Health officials have rejected the suggestion that the data could be manipulated and insist that CDC will retain full access to all coronavirus data. The CDC’s reporting system, known as the National Healthcare Safety Network, will still be used to track other data besides coronavirus hospitalizations.

The CDC’s defenders said that the agency for years requested money to overhaul its data surveillance systems, but the funding never came. The administration has persistently budgeted about $21 million per year for the NHSN tracking system, which Obama-era CDC official John Auerbach said is not enough.

“That’s blaming the victim. This is the moment you might say, ‘Let’s fix that problem,’” said Auerbach, who is now the president and CEO of Trust for America’s Health.

Meanwhile, health officials have spent months building out the HHS Protect system in hopes of creating a more nimble and comprehensive data collection system that could better guide the federal response.

But the health department never publicly explained why it was creating a new database, which helped fuel anxiety over the administration’s motivations for not being more forthcoming, according to several officials and outside advisers.

“They had a chance to announce this on their own terms, in their own time frame, and they didn’t do it,” said a GOP official familiar with the project, who added that officials had discussed a public rollout roughly a month ago.

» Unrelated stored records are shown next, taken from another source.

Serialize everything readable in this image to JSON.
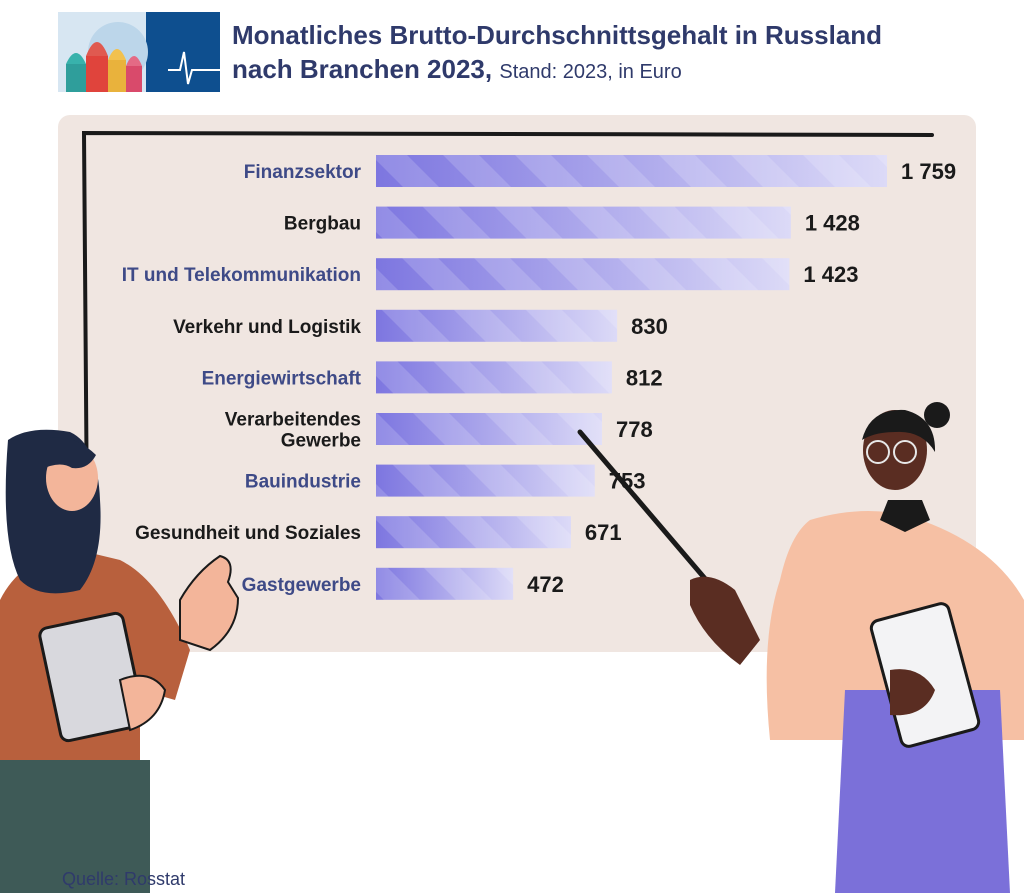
{
  "header": {
    "title_line1": "Monatliches Brutto-Durchschnittsgehalt in Russland",
    "title_line2": "nach Branchen 2023,",
    "subtitle": "Stand: 2023, in Euro"
  },
  "source": "Quelle: Rosstat",
  "colors": {
    "title": "#2f3a6b",
    "board": "#f0e6e1",
    "bar_dark": "#7d76e0",
    "bar_light": "#dcdaf7",
    "label_blue": "#3e4a87",
    "label_black": "#1a1a1a"
  },
  "chart_data": {
    "type": "bar",
    "orientation": "horizontal",
    "title": "Monatliches Brutto-Durchschnittsgehalt in Russland nach Branchen 2023",
    "unit": "Euro",
    "xlim": [
      0,
      1759
    ],
    "categories": [
      "Finanzsektor",
      "Bergbau",
      "IT und Telekommunikation",
      "Verkehr und Logistik",
      "Energiewirtschaft",
      "Verarbeitendes Gewerbe",
      "Bauindustrie",
      "Gesundheit und Soziales",
      "Gastgewerbe"
    ],
    "label_lines": [
      [
        "Finanzsektor"
      ],
      [
        "Bergbau"
      ],
      [
        "IT und Telekommunikation"
      ],
      [
        "Verkehr und Logistik"
      ],
      [
        "Energiewirtschaft"
      ],
      [
        "Verarbeitendes",
        "Gewerbe"
      ],
      [
        "Bauindustrie"
      ],
      [
        "Gesundheit und Soziales"
      ],
      [
        "Gastgewerbe"
      ]
    ],
    "values": [
      1759,
      1428,
      1423,
      830,
      812,
      778,
      753,
      671,
      472
    ],
    "value_labels": [
      "1 759",
      "1 428",
      "1 423",
      "830",
      "812",
      "778",
      "753",
      "671",
      "472"
    ]
  }
}
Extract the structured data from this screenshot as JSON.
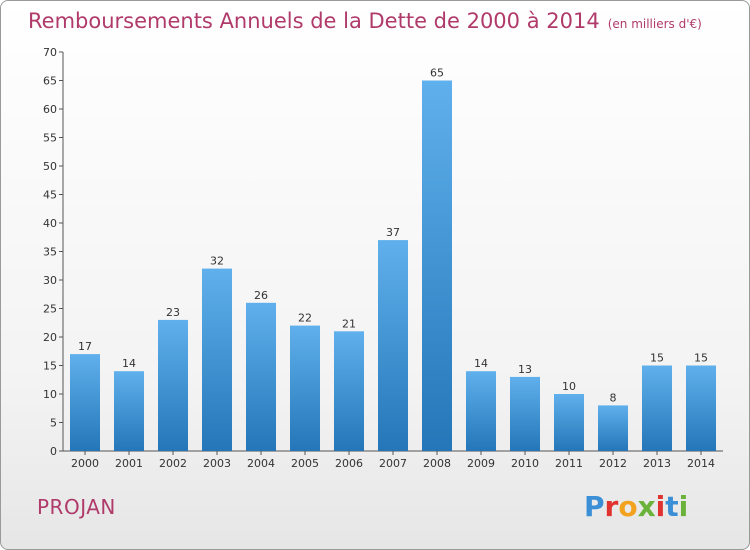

It also didn’t help that the reporting change took place shortly after Trump publicly attacked the CDC over its guidance for reopening schools and as White House officials had been discussing whether to review CDC performance. That prompted an unprecedented rebuke from the nation’s public health community and furthered concerns about the coronavirus response getting politicized.

Against that backdrop, a long-germinating and technical shift in the way that hospitals transmit data to the government appeared to be the latest evidence of the CDC being pushed aside.

“I genuinely think this was an attempt to get better reporting,” the GOP official said “This is a mini-example: They’re suffering because of their lack of credibility, and the problem is they had a chance to tell this story – which is not necessarily a bad story – but they didn’t do it.”